False Postivie Rate Feature Selection

Description

Calculate the False Positive Rate (FPR) for each feature using it's selection frequency

Usage

fpr_fs(x)

Arguments

x

a randomForest or ranger object

Value

a tibble of selection frequencies and their false positive rate

Author(s)

Jasen Finch jsf9@aber.ac.uk

Examples

library(randomForest)
data(iris)
iris.rf <- randomForest(iris[,-5], iris[,5], forest = TRUE)

iris.features <- fpr_fs(iris.rf)
print(iris.features)

Variable Selection Frequencies

Description

Extract variable selection frequencies from randomForest and ranger model objects

Usage

selection_freqs(x)

Arguments

x

a randomForest or ranger object

Value

tibble of variable selection frequencies

Examples

library(randomForest)
data(iris)
iris.rf <- randomForest(iris[,-5], iris[,5], forest = TRUE)

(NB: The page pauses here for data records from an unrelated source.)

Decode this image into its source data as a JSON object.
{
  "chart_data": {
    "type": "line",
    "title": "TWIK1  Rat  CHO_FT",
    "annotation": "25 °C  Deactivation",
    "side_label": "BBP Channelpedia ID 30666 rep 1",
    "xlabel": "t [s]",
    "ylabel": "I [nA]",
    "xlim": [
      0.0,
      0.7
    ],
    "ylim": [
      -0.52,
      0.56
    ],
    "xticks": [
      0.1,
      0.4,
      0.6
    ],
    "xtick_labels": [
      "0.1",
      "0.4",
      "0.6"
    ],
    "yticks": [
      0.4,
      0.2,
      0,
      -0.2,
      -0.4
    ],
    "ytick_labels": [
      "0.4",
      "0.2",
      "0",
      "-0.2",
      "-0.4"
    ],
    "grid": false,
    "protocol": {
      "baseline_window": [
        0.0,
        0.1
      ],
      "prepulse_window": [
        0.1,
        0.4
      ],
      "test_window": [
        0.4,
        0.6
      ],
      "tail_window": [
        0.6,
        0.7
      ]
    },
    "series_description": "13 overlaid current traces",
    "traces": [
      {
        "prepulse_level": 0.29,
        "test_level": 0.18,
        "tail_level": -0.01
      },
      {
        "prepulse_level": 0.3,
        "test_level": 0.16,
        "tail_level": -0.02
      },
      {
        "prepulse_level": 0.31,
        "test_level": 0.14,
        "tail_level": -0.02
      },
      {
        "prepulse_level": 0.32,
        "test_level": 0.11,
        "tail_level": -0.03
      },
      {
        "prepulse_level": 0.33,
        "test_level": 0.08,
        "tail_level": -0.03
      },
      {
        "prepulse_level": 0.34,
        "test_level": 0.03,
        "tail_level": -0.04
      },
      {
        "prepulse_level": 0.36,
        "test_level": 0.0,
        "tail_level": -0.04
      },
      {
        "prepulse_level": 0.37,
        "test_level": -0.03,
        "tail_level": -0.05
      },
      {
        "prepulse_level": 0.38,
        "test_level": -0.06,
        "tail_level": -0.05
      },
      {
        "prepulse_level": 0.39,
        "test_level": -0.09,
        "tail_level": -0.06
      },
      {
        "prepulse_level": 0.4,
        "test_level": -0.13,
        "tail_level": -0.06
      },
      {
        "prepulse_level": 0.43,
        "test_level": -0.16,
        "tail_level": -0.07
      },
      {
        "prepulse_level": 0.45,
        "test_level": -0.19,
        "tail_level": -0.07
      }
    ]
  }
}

iris.freqs <- selection_freqs(iris.rf)
print(iris.freqs)

Selection Frequency Threshold

Description

Determine the selecton frequency threshold of a model at a specified false positive rate

Usage

sft(x, alpha)

Arguments

x

a randomForest or ranger object

alpha

a false positive rate (ie, 0.01)

Value

a list of two elements

sft Tthe selection frequency threshold
probs_atsft The esimated false positive rate

Author(s)

Tom Wilson tpw2@aber.ac.uk

Examples

library(randomForest)
data(iris)
iris.rf <- randomForest(iris[,-5], iris[,5], forest = TRUE)

# For a false positive rate of 1%
iris.sft <- sft(iris.rf, 0.01)
print(iris.sft)

# To iterate through a range of alpha values

alpha <- c(0.01,0.05, 0.1,0.15,0.2, 0.25)
threshold <- NULL
for(i in seq_along(alpha)){
    threshold[i] <- sft(iris.rf, alpha[i])$sft
}

plot(alpha, threshold, type = 'b')